L'AFPS s'est exprimée le 3 janvier, à travers un communiqué du Bureau national, sur Dieudonné, « l'imposteur raciste ».
Nous l'avons fait sans état d'âme car nous refusons de voir le mouvement de solidarité avec la Palestine associé de quelque façon que ce soit au petit commerce antisémite du personnage. Et parce que nous devons sans cesse dénoncer, comme ne nous le rappellent que trop les procès contre les militants du boycott citoyen, l'amalgame pervers entre « appel à la haine et à la discrimination » et action contre la politique de l'Etat d'Israël. Amalgame dans lequel Michelle Alliot-Marie avait pris, en toute connaissance de cause, une responsabilitéécœurante et délibérée en publiant sa directive de février 2010. Circulaire qui n'a toujours pas été abrogée malgré l'engagement de hautes personnalités, tels les regrettés Stéphane Hessel et Albert Jacquard.
Il est capital qu'aujourd'hui soit levée cette assimilation détestable et que nous soit (enfin !) donné acte du caractère caduc de la dite circulaire. Nous nous y employons, avec les organisations du Collectif national, et, directement, en mobilisant ONG, institutions et parlementaires. Nous ne lâcherons rien et continuerons donc d'affirmer la légitimité du boycott comme outil politique, au côté de l'ensemble de ceux que nous mettons en œuvre.
Mais au-delà de ce combat, nous avons des raisons d'être inquiets de l'utilisation, pour ne pas dire de l'instrumentalisation, du phénomène Dieudonné dans certaines sphères gouvernementales.
Quand on voit Manuel Valls adresser aux Préfets une circulaire appelant à des interdictions préventives des « spectacles » Dieudonné, on doit se demander quel est le but recherché. Ce n'est certainement pas à coups de mesures administratives qu'on peut combattre le racisme, et ce n'est pas en entretenant l'amalgame entre racistes et militants du droit qu'on viendra à bout de ce fléau.

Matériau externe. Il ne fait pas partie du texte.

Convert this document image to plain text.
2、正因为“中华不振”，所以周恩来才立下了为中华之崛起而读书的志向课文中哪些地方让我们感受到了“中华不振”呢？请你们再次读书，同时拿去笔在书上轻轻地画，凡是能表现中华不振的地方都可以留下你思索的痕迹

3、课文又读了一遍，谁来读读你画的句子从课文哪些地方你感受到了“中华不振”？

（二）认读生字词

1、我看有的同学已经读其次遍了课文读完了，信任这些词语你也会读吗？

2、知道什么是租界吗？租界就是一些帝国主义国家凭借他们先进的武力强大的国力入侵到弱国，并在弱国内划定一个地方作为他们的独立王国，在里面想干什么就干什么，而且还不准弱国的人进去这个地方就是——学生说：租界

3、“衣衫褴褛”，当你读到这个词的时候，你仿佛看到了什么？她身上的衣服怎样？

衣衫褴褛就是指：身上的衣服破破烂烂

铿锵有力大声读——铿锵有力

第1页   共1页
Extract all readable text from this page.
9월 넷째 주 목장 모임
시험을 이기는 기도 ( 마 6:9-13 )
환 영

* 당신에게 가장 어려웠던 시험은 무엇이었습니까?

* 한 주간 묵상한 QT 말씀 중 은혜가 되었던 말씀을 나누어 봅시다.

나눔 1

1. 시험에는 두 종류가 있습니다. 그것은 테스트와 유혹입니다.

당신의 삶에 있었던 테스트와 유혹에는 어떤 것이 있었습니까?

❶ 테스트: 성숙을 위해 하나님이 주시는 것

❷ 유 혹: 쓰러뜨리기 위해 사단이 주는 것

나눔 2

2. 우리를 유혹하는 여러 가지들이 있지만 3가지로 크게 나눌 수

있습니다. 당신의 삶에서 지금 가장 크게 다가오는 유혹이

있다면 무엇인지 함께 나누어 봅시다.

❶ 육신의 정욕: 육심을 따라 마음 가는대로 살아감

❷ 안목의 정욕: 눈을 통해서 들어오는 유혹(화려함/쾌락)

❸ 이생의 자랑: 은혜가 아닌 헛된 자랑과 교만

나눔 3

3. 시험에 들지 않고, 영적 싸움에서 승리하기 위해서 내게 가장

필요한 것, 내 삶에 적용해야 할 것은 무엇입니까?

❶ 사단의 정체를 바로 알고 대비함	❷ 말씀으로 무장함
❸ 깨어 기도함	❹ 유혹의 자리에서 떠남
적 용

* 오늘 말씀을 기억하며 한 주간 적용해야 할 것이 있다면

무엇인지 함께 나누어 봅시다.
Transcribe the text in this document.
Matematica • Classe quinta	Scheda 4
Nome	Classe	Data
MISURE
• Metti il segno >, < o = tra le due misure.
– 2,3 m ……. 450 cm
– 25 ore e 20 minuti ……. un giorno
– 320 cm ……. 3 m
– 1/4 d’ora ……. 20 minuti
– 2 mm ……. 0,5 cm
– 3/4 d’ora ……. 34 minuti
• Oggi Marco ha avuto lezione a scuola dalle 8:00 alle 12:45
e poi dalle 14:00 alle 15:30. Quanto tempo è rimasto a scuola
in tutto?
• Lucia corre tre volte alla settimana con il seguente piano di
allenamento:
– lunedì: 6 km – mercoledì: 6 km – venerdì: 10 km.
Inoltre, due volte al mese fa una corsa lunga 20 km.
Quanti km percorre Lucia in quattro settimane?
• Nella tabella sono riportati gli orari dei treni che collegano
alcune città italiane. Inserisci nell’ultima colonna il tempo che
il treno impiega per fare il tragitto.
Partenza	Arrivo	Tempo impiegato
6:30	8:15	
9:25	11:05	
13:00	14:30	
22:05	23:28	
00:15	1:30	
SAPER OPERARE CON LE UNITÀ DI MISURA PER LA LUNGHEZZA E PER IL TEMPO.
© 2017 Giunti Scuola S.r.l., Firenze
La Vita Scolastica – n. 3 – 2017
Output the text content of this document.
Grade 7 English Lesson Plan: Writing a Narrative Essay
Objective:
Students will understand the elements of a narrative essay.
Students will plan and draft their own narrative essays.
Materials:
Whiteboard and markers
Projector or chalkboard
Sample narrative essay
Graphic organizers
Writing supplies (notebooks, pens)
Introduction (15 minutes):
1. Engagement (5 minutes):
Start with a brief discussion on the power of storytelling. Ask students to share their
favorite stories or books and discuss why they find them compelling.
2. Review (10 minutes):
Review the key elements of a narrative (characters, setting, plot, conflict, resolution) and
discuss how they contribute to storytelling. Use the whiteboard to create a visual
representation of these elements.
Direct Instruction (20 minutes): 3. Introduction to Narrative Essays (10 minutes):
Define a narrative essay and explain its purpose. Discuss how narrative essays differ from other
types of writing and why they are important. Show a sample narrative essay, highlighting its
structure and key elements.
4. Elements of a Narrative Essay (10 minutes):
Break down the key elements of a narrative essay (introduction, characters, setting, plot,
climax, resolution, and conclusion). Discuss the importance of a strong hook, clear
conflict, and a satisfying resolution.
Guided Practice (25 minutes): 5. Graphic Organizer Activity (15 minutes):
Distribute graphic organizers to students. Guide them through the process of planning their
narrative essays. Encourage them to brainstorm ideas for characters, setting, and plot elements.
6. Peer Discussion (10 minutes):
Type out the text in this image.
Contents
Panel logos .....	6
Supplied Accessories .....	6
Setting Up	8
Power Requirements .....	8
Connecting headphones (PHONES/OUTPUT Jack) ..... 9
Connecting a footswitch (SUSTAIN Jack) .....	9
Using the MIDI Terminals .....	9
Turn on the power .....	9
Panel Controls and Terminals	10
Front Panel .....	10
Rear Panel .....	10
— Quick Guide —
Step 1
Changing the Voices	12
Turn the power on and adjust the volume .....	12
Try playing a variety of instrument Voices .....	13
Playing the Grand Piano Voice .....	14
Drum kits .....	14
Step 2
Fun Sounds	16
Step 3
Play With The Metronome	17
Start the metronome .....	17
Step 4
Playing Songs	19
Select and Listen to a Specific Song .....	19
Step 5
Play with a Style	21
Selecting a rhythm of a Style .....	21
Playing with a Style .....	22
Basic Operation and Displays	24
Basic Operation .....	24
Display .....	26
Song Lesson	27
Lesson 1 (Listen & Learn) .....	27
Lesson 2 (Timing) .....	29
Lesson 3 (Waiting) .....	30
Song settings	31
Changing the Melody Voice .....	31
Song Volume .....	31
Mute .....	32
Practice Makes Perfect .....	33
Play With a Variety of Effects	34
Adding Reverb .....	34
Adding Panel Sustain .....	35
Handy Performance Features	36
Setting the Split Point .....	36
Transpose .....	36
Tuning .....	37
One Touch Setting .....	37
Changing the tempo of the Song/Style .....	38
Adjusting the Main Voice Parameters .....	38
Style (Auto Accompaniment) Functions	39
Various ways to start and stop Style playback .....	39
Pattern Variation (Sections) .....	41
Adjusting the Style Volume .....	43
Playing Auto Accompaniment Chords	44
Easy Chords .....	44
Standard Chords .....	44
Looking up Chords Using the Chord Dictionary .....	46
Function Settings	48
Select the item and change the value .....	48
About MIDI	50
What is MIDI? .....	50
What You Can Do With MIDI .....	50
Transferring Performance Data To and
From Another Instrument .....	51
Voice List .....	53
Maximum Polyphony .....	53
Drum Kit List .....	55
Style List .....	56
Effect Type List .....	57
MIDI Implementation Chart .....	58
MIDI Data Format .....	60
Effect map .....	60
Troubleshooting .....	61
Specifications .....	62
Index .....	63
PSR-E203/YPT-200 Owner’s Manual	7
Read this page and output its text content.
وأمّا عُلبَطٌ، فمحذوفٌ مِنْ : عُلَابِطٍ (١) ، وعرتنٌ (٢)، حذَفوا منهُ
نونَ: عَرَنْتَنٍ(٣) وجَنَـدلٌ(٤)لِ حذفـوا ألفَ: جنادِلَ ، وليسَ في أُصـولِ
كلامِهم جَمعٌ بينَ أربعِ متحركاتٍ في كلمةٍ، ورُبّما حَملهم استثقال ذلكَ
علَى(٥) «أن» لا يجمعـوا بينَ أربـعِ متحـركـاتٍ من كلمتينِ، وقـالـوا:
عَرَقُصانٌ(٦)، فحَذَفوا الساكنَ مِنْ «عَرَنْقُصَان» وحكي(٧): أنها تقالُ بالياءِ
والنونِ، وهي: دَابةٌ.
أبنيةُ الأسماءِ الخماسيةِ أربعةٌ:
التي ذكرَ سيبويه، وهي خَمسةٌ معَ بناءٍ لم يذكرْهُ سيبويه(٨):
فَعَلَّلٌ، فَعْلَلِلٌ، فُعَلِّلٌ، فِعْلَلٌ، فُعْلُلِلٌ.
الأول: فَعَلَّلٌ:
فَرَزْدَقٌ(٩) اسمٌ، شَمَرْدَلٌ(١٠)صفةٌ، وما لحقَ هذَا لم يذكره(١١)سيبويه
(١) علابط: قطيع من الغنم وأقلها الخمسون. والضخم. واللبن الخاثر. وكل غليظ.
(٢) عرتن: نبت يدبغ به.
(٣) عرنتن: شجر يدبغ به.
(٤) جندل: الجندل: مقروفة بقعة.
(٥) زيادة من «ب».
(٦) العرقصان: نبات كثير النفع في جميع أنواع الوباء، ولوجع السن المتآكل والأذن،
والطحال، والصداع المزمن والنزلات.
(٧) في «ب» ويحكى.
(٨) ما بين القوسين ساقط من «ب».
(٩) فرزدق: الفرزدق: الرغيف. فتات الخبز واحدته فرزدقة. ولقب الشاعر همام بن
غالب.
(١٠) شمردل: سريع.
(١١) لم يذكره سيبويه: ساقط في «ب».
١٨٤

Il y a là une inquiétante fuite en avant du ministre de l'intérieur lourde de menaces pour les libertés publiques.
L'AFPS a le souci constant de ne pas chercher à interférer dans la politique intérieure française, quel que soit le gouvernement en place, et de rester centrée sur son objet : la solidarité avec le peuple palestinien. Mais qui pourrait être dupe des manœuvres engagées par l'actuel ministre de l'intérieur qui a choisi la politique spectacle pour sa stratégie personnelle ? C'est sans hésitation qu'il joue les matamores et prend le risque, comme le dit le remarquable communiqué de la LDH, « de fédérer autour de Dieudonné une sympathie réactionnelle de ceux qui se considèrent, pour des raisons qui peuvent par ailleurs parfaitement se comprendre, opprimés, socialement ou politiquement ». Comme si peu importait de renforcer cet antisémitisme qu'on dit combattre. Comme si on pouvait sans dommages s'autoriser des arrangements avec les libertés publiques qui portent en germe tous les abus possibles.
Pour notre part, encore une fois, nous nous en tenons fermement au seul objet de notre association : la solidarité avec le peuple palestinien pour la réalisation de ses droits nationaux. Incontestablement, l'une de nos tâches premières est d'obtenir justice face aux attaques que mènent contre nous les zélateurs empressés de la politique israélienne et d'envoyer au plus vite à la poubelle la circulaire Alliot-Marie. Ce sera un pas en avant sérieux non seulement pour la liberté d'expression, mais aussi pour faire reculer des amalgames indignes d'une démocratie.